Heteranthera limosa is an annual flowering plant in the water hyacinth family known by the common names ducksalad and blue mudplantain. It grows in shallow water or on mud. It is considered a threatened species in parts of the central United States, and an invasive species weed in California, where it is a nuisance in rice paddies. It is also occasional in Florida waterways.

==Description==
Heteranthera limosa is a polymorphic annual growing 2 to 6 inches tall. It looks different depending on the type of habitat it is growing in; plants in water look different than those growing on muddy ground. It is easily confused with other closely related species, so reliable identification is based on flowering plants. It has thick, spade-shaped green leaves with parallel veins. When plants are grown in water the leaves may be above or below the water surface, with submerged leaves linear in shape. The branching stems are creeping and maybe as long as 15 inches, rooting at the nodes. Its blue, purple, or white, perfect flowers, are six-merouse with narrow petals and three stamens. The nearly 1 inch wide flowers are subtended by a spathe. The flowering period is very brief subject to the correct environmental conditions, and can occur from May to November. The flowers open early in the morning and wither by noon.
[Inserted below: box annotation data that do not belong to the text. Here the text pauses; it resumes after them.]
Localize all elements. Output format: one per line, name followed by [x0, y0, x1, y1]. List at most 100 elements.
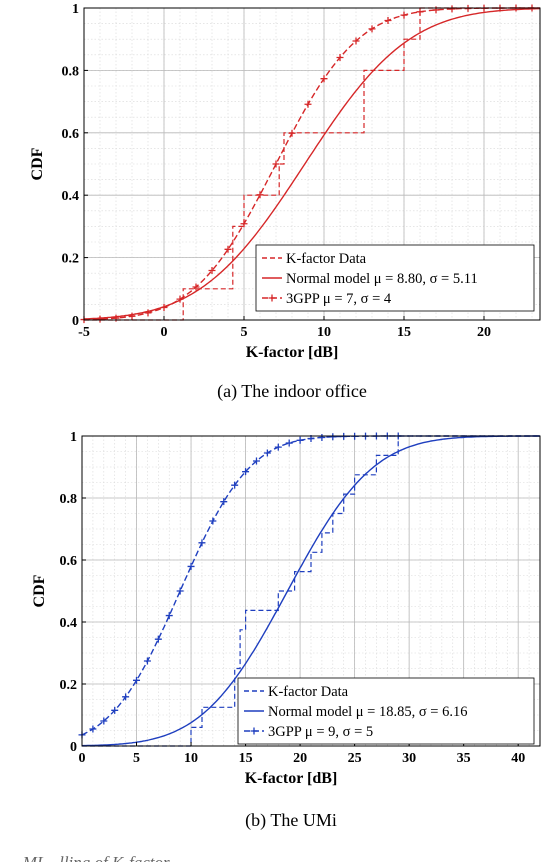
- legend-item-normal-model: Normal model μ = 8.80, σ = 5.11: [262, 271, 478, 287]
- legend-label: 3GPP μ = 9, σ = 5: [268, 724, 373, 740]
- series-3gpp-marker: [416, 8, 424, 16]
- legend-marker-sample: [268, 294, 276, 302]
- x-tick-label: 15: [397, 325, 411, 340]
- series-3gpp-marker: [220, 498, 228, 506]
- series-3gpp-marker: [329, 433, 337, 441]
- y-tick-label: 0: [70, 740, 77, 755]
- series-3gpp-marker: [231, 481, 239, 489]
- legend: K-factor Data Normal model μ = 8.80, σ = …: [255, 244, 535, 312]
- x-axis-label: K-factor [dB]: [246, 344, 339, 361]
- y-tick-label: 0.6: [60, 554, 78, 569]
- series-3gpp-marker: [133, 676, 141, 684]
- x-tick-label: 5: [241, 325, 248, 340]
- x-tick-label: 0: [79, 751, 86, 766]
- x-tick-label: -5: [78, 325, 90, 340]
- series-3gpp-marker: [368, 25, 376, 33]
- series-3gpp-marker: [288, 129, 296, 137]
- series-3gpp-marker: [296, 436, 304, 444]
- legend-label: Normal model μ = 8.80, σ = 5.11: [286, 271, 478, 287]
- series-3gpp-marker: [192, 283, 200, 291]
- legend-label: K-factor Data: [268, 684, 349, 700]
- series-3gpp-markers: [78, 432, 402, 739]
- series-3gpp-marker: [198, 539, 206, 547]
- series-3gpp-marker: [160, 304, 168, 312]
- legend-item-3gpp: 3GPP μ = 9, σ = 5: [244, 724, 373, 740]
- legend-item-kfactor-data: K-factor Data: [262, 251, 367, 267]
- legend-label: K-factor Data: [286, 251, 367, 267]
- series-3gpp-marker: [224, 245, 232, 253]
- x-axis-label: K-factor [dB]: [245, 770, 338, 787]
- x-tick-label: 0: [161, 325, 168, 340]
- legend-label: Normal model μ = 18.85, σ = 6.16: [268, 704, 467, 720]
- series-3gpp-marker: [272, 160, 280, 168]
- y-tick-label: 1: [72, 2, 79, 17]
- series-kfactor-data-line: [82, 435, 540, 747]
- series-3gpp-marker: [352, 37, 360, 45]
- y-axis-label: CDF: [29, 147, 46, 180]
- y-tick-label: 0.4: [60, 616, 78, 631]
- series-3gpp-marker: [154, 635, 162, 643]
- series-3gpp-marker: [274, 443, 282, 451]
- x-tick-label: 30: [402, 751, 416, 766]
- ticks: 0 5 10 15 20 25 30 35 40 0 0.2 0.4 0.6 0.8 1: [60, 430, 526, 766]
- panel-caption: (b) The UMi: [245, 810, 337, 831]
- y-tick-label: 0.8: [62, 64, 80, 79]
- legend: K-factor Data Normal model μ = 18.85, σ =…: [237, 677, 535, 745]
- series-3gpp-marker: [122, 693, 130, 701]
- panel-caption: (a) The indoor office: [217, 381, 367, 402]
- x-tick-label: 5: [133, 751, 140, 766]
- y-tick-label: 0.2: [60, 678, 78, 693]
- series-3gpp-marker: [304, 100, 312, 108]
- series-3gpp-marker: [318, 433, 326, 441]
- series-3gpp-marker: [240, 220, 248, 228]
- x-tick-label: 20: [293, 751, 307, 766]
- series-3gpp-marker: [143, 657, 151, 665]
- y-tick-label: 0.6: [62, 127, 80, 142]
- series-3gpp-marker: [89, 725, 97, 733]
- legend-box: [255, 244, 535, 312]
- y-tick-label: 1: [70, 430, 77, 445]
- y-axis-label: CDF: [31, 574, 48, 607]
- y-tick-label: 0.4: [62, 189, 80, 204]
- series-3gpp-marker: [111, 706, 119, 714]
- series-3gpp-marker: [252, 457, 260, 465]
- legend-item-kfactor-data: K-factor Data: [244, 684, 349, 700]
- x-tick-label: 40: [511, 751, 525, 766]
- legend-item-normal-model: Normal model μ = 18.85, σ = 6.16: [244, 704, 467, 720]
- series-3gpp-marker: [384, 16, 392, 24]
- series-3gpp-line: [83, 7, 540, 321]
- legend-item-3gpp: 3GPP μ = 7, σ = 4: [262, 291, 392, 307]
- series-normal-model-line: [81, 435, 540, 747]
- series-3gpp-marker: [96, 315, 104, 323]
- y-tick-label: 0.8: [60, 492, 78, 507]
- x-tick-label: 20: [477, 325, 491, 340]
- x-tick-label: 10: [184, 751, 198, 766]
- series-3gpp-marker: [100, 717, 108, 725]
- series-3gpp-marker: [285, 439, 293, 447]
- series-3gpp-marker: [448, 5, 456, 13]
- series-3gpp-marker: [320, 75, 328, 83]
- series-3gpp-marker: [209, 517, 217, 525]
- series-3gpp-marker: [263, 449, 271, 457]
- legend-marker-sample: [250, 727, 258, 735]
- series-3gpp-marker: [336, 54, 344, 62]
- series-3gpp-marker: [165, 612, 173, 620]
- legend-box: [237, 677, 535, 745]
- x-tick-label: 15: [239, 751, 253, 766]
- series-3gpp-marker: [400, 11, 408, 19]
- series-normal-model-line: [83, 7, 541, 320]
- series-3gpp-marker: [176, 295, 184, 303]
- series-3gpp-marker: [128, 312, 136, 320]
- series-3gpp-marker: [176, 587, 184, 595]
- y-tick-label: 0: [72, 314, 79, 329]
- series-3gpp-marker: [208, 267, 216, 274]
- y-tick-label: 0.2: [62, 252, 80, 267]
- x-tick-label: 35: [457, 751, 471, 766]
- series-3gpp-marker: [256, 191, 264, 199]
- x-tick-label: 25: [348, 751, 362, 766]
- x-tick-label: 10: [317, 325, 331, 340]
- series-3gpp-marker: [187, 562, 195, 570]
==Distribution and habitat==
Heteranthera limosa grows in shallow water with the best growth in water that is less than 5cm deep; it is also found immersed at pond edges and in roadside ditches. It is found growing in Arizona, Arkansas, California, Colorado, Florida, Illinois, Iowa, Kansas, Kentucky, Louisiana, Mississippi, Missouri, Nebraska, New Mexico, Oklahoma, South Dakota, Tennessee, Texas, Mexico, West Indies, Central America, and South America (Argentina, Bolivia, Brazil, Colombia, Ecuador, Paraguay, Venezuela).
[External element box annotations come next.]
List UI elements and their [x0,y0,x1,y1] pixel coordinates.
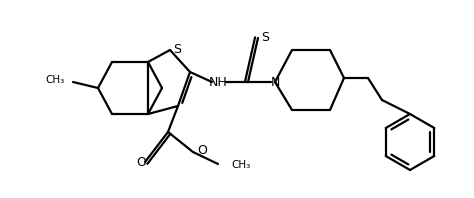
Text: S: S [173,43,181,55]
Text: CH₃: CH₃ [46,75,65,85]
Text: S: S [261,30,269,44]
Text: CH₃: CH₃ [231,160,250,170]
Text: N: N [270,75,280,89]
Text: NH: NH [209,75,228,89]
Text: O: O [136,155,146,168]
Text: O: O [197,144,207,156]
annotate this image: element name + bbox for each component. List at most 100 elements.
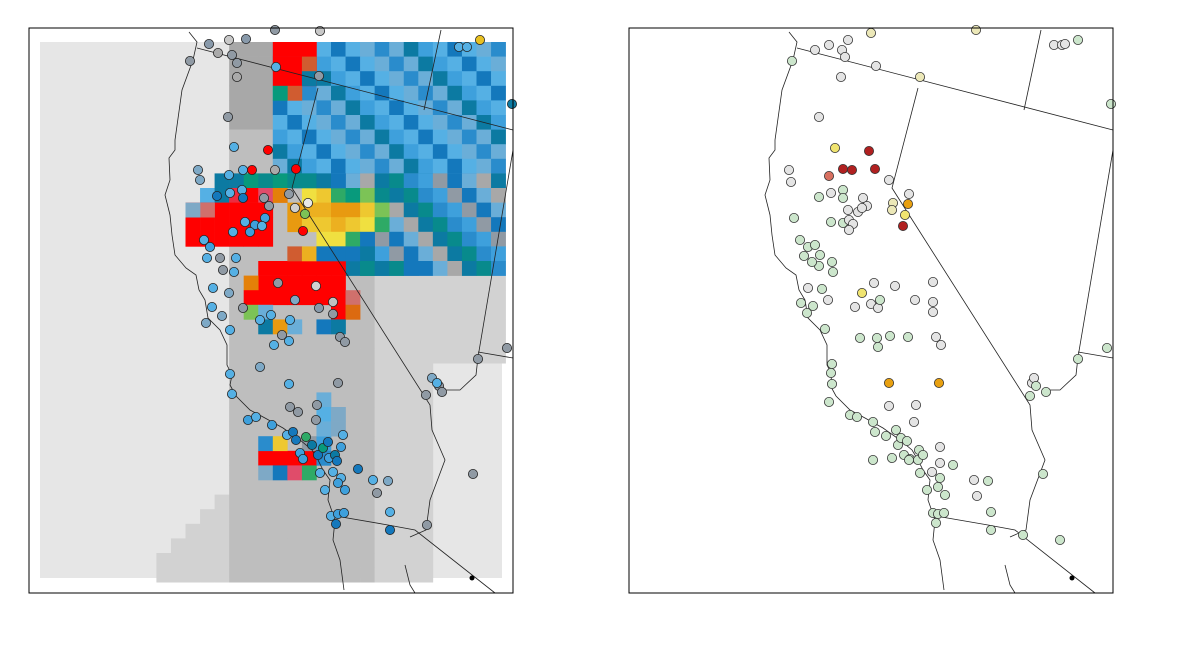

In Minnesota this species is at the northern limit of its natural distribution where it is found in the southwestern corner of the state, it occurs in shallow vernal pools that form from water that seeps between rock layers that includes Sioux quartzite; it is found in association with other rare species in the state such as Isoetes melanopoda, Plantago elongata, and Cyperus acuminatus. In Minnesota it is listed as a threatened species, where it is rare and limited to specific unusual microhabitats.